Growing up I had to deal with a lot of stressful situations; I was not in the safest or calmest environment. Though loving, I was always confronted with situations where anxiety and stress became the conductors of my life. Unfortunately it would set the tone for my young adulthood.
When I was working in L.A. (back when I was in my other “professional” career) my days were spent in a constant state of anxiety just waiting until the next disaster-piece to happen. I was constantly frantic, dealing with panic attacks, having little to no sleep, and just not happy. My body and mind were so completely neglected and I felt a lack of inner understanding for what I was doing and where my life was going. My energy was constantly depleted, and I didn’t have any time for anyone, ever.
I knew that there was a disconnect somewhere…I just couldn’t figure out where (this would later be so obvious to me) At the time I was doing all the right things, I was eating healthy, training for a marathon, practicing yoga, but none of these things were working.

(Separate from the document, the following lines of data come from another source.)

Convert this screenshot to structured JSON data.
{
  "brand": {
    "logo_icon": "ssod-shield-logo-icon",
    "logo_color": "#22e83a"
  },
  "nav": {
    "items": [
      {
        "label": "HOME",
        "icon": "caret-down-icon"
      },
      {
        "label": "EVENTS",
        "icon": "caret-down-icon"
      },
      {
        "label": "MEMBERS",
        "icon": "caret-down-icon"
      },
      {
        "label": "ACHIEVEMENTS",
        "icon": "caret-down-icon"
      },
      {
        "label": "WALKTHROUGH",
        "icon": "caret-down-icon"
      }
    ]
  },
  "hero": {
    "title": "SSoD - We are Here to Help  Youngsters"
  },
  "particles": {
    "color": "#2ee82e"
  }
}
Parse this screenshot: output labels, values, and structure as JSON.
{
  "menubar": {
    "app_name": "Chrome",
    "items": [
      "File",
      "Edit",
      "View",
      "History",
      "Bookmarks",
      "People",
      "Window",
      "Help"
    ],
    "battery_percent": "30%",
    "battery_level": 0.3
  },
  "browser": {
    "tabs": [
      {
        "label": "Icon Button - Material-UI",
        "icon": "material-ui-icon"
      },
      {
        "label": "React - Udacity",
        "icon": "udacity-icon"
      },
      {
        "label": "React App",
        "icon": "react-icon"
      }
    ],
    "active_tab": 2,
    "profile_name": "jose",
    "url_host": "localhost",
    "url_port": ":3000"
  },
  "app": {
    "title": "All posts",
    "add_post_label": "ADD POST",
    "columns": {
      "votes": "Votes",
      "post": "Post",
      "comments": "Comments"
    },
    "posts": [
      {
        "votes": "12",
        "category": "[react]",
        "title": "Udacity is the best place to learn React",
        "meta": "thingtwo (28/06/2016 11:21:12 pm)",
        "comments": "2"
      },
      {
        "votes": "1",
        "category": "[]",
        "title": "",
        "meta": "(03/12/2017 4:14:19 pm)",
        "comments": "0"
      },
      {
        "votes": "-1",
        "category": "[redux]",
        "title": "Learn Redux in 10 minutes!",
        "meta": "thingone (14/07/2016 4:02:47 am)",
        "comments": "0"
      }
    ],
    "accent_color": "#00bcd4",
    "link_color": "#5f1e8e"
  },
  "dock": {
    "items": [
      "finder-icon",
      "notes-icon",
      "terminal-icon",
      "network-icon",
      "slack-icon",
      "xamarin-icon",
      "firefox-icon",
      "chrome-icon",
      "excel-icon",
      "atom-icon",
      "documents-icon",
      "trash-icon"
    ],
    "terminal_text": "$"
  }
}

Even though meditation was incorporated into my yoga practice at the time, it didn’t feel like I was “doing it right”, since it wasn’t resulting into anything but MORE stress about NOT being able to meditate, I was feeling highly discouraged. I remember the moment that this changed for me. It was at my Monday night yoga class. Typically we did a yoga practice followed by a 10 min meditation. That evening, things had been extra stressful, I had just heard some bad news and I was dealing with catastrophe after catastrophe. I was hoping that this night’s class would bring me some solace. After our practice we sat on our cushions and my yoga teacher began to lead us. She started right away by telling us to “let go of any expectations” and though I had heard that so many times before, somehow at that particular moment it just clicked. I allowed myself…in that broken down moment… to just let go.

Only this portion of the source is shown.